Las mismas flores tan nice del año pasado, supongo que deben de ser artificiales. Cuando nos fuimos la a mini-T que te lleva a las sillas más cercanas para volver a Corviglia estaba o ya apagada o rota (típico suizo, o típico suizo de montaña según la frau que tiene muchos prejuicios sobre suizos de otras regiones) así que nos schleppiamos a las sillas.
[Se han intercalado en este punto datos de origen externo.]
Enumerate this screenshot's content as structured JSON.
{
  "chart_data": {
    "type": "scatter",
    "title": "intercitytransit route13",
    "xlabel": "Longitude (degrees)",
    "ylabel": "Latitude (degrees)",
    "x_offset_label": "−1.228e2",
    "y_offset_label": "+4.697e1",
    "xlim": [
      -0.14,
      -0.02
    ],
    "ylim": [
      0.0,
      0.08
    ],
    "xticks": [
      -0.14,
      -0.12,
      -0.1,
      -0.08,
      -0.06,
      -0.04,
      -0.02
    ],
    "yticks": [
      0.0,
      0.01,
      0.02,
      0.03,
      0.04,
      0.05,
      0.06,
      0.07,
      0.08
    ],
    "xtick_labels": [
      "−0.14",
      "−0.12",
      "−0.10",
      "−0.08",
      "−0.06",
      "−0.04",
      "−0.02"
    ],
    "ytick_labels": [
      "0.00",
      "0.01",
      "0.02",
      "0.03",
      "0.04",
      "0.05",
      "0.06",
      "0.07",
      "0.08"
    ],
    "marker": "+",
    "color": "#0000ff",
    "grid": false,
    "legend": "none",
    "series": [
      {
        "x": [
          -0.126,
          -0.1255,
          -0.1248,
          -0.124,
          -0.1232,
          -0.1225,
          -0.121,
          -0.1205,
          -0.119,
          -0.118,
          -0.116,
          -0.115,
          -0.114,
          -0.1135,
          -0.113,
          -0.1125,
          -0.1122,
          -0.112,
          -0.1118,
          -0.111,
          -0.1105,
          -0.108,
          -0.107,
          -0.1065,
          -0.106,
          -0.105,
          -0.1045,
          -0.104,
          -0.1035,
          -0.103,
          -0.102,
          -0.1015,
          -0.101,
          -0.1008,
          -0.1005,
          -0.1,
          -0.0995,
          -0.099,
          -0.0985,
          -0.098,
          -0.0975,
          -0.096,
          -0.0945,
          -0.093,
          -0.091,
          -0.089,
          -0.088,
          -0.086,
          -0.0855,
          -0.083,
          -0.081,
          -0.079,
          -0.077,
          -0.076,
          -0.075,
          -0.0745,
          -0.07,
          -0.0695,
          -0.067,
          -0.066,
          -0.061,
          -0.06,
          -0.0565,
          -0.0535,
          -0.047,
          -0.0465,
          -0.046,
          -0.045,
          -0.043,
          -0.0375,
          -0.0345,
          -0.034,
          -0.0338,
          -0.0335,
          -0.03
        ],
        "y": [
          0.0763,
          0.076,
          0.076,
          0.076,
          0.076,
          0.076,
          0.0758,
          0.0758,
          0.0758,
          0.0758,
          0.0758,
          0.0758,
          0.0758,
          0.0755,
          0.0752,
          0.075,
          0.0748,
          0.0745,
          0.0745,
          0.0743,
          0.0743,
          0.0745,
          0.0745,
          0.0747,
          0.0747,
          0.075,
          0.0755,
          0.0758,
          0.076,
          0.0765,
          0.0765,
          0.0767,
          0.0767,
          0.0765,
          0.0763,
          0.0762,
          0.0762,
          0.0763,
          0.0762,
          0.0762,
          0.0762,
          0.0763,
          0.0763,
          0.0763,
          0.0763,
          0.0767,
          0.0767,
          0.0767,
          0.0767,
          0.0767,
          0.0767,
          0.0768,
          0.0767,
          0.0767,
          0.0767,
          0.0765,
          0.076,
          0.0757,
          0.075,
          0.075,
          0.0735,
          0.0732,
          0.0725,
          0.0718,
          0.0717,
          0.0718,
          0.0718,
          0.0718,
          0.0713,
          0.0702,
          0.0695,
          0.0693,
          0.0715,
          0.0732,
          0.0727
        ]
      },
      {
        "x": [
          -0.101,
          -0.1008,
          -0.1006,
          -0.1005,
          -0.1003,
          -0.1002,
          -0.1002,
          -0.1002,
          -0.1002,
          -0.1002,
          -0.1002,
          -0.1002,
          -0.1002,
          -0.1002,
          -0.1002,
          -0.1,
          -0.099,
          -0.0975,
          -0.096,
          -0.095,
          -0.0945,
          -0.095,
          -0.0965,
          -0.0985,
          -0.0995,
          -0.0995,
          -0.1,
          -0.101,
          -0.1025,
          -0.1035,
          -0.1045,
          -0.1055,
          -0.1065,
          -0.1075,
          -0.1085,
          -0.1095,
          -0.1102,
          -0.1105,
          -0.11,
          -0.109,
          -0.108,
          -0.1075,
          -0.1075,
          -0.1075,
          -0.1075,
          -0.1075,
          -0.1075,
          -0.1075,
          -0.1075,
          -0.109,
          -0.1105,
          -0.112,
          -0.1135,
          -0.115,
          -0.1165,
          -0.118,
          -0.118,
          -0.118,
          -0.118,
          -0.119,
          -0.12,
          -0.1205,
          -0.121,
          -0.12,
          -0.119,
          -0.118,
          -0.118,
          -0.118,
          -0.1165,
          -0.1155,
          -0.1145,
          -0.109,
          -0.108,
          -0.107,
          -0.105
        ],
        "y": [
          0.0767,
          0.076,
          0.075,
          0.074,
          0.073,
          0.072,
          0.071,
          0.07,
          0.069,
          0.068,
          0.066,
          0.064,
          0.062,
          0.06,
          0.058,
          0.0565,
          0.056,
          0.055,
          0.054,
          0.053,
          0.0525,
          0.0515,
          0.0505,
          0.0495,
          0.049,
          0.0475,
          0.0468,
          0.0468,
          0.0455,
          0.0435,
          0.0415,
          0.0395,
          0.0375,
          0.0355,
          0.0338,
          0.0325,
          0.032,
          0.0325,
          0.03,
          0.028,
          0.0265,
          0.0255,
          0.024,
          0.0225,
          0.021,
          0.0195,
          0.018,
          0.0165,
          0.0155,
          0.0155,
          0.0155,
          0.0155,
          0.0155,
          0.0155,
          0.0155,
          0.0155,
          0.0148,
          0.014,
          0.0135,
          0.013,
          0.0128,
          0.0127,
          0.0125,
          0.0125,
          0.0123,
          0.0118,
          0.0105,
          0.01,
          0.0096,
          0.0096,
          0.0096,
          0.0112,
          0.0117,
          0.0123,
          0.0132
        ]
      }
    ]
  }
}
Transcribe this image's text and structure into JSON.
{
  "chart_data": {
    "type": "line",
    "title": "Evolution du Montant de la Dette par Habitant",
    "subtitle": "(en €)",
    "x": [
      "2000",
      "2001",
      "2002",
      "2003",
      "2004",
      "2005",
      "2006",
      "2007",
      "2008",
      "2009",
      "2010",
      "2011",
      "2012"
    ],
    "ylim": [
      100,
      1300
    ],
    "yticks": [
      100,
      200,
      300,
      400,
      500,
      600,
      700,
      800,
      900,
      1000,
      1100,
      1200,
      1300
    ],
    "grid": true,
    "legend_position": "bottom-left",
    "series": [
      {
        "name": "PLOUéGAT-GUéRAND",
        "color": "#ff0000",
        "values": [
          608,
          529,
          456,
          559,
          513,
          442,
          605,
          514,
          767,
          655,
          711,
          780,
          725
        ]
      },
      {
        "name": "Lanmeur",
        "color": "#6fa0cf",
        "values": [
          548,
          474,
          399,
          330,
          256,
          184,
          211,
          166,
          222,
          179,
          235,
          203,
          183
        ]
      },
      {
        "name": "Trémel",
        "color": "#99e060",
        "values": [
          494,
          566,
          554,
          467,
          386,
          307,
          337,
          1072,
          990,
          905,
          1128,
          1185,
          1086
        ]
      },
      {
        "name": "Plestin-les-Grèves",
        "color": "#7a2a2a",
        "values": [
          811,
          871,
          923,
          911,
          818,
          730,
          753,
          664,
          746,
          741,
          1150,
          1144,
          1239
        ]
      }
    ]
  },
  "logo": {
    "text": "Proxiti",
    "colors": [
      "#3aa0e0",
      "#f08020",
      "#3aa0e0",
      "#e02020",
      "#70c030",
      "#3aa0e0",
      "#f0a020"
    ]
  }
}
Para volver a Corviglia se sube a Munt da San Murezzan (2 659m). De ahí hay varias pistas -fáciles y difíciles- para bajar o a Corviglia (o a Chantarella, que se pronuncia "ch" y no "k"). Lo importante si se quiere volver fácil es meterse por el túnel a la derecha de las sillas, que este año estaba casi sepultado por tanta nieve. No me extrañaría que los suizos ni bola cuando se sepulta, que no lo limpien. De Corviglia subimos hasta Las Trais Fluors, bajamos y nos volvimos al hotel. De nuevo piscina, sauna y cena en el hotel. En la piscina unas rusas nos estuvieron iluminando acerca de la situación en Rusia. Muy interesante.
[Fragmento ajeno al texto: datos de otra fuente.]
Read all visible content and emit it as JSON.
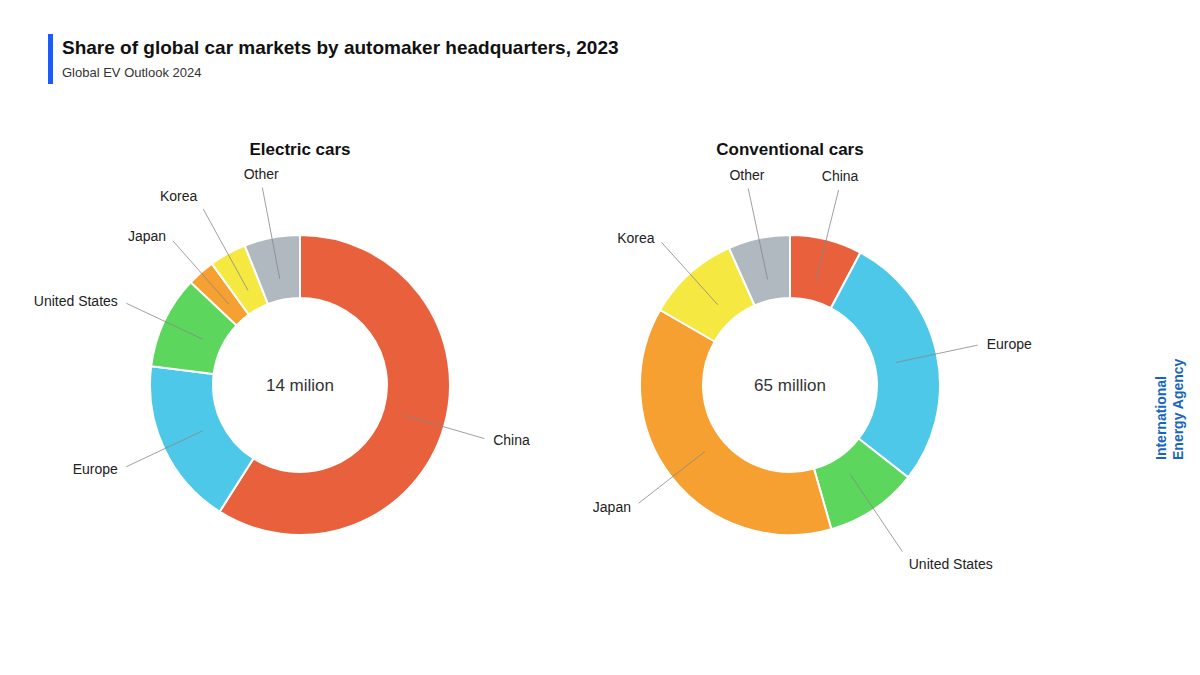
{
  "title": "Share of global car markets by automaker headquarters, 2023",
  "subtitle": "Global EV Outlook 2024",
  "annotations": [
    "International",
    "Energy Agency"
  ],
  "chart_data": [
    {
      "type": "donut",
      "title": "Electric cars",
      "annotations": [
        "14 milion"
      ],
      "categories": [
        "China",
        "Europe",
        "United States",
        "Japan",
        "Korea",
        "Other"
      ],
      "values": [
        59,
        18,
        10,
        3,
        4,
        6
      ],
      "colors": [
        "#E8603C",
        "#4DC8E8",
        "#5CD65C",
        "#F5A030",
        "#F5E840",
        "#B0B8C0"
      ]
    },
    {
      "type": "donut",
      "title": "Conventional cars",
      "annotations": [
        "65 million"
      ],
      "categories": [
        "China",
        "Europe",
        "United States",
        "Japan",
        "Korea",
        "Other"
      ],
      "values": [
        7,
        25,
        9,
        34,
        9,
        6
      ],
      "colors": [
        "#E8603C",
        "#4DC8E8",
        "#5CD65C",
        "#F5A030",
        "#F5E840",
        "#B0B8C0"
      ]
    }
  ]
}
El lunes desayunamos solos porque los suizos se fueron muy temprano y con el suequín no teníamos que dejar St.Moritz hasta el mediodía. Me hice pintar las uñas, fui a dar vueltas por las tiendas pero no compré nada, o bueno, nada de ropa que es lo que necesito. En un momento de debilidad me dejé vender colágeno en una farmacia. En Suiza hay que tener cuidado porque son muy aficionados a la medicina alternativa (por lo menos comparando con Suecia) y a mucho de eficacia muy dudosa le ponen la banderita, un Made in Switzerland y te lo venden como lo más. Y la gente cae.
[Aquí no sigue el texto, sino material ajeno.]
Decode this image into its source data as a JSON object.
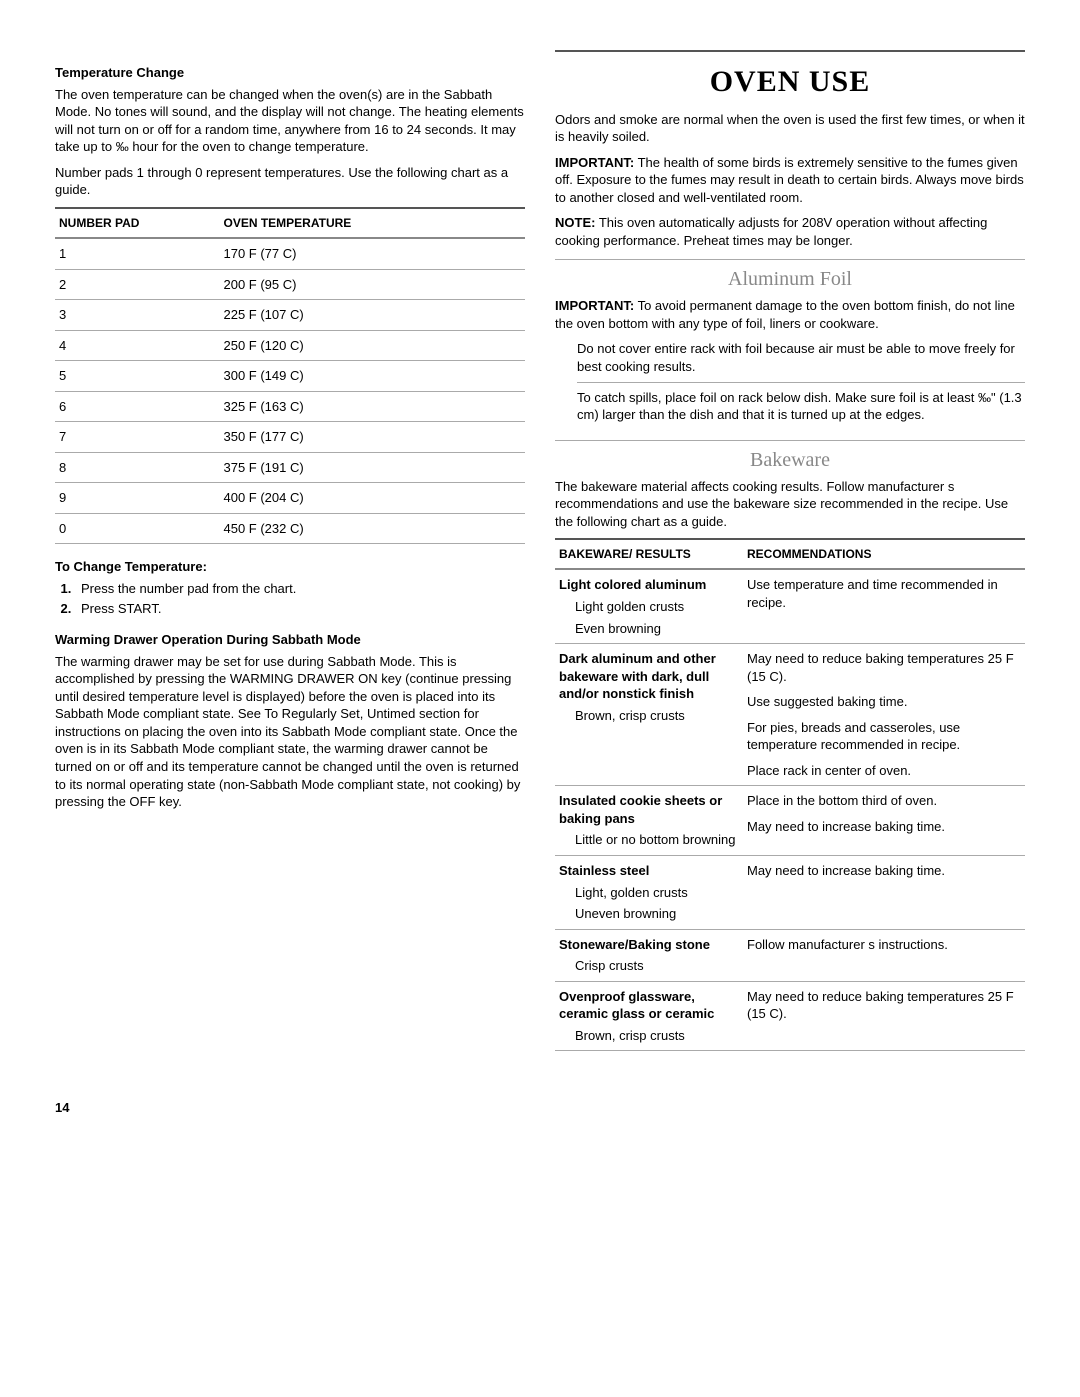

Nevó casi todo el camino de vuelta a Zürich. En Zürich me empezó el mal humor porque tenía que constestar mails y la lounge estaba llena, eso que llegamos 2 horas antes que saliese el avión. Nos estábamos por ir pero unos italianos 60+ que me oyeron quejarme a la supervisora que andaba dando vueltas de que como no cuentan cuanta gente entra me dejaron compartir la mesa. Un disparate que no te notifiquen de antemano si hay lugar o no, ZRH es muy nice y las mesas de Sprüngli estaba vacias, nos pudiésemos haber instalado ahí.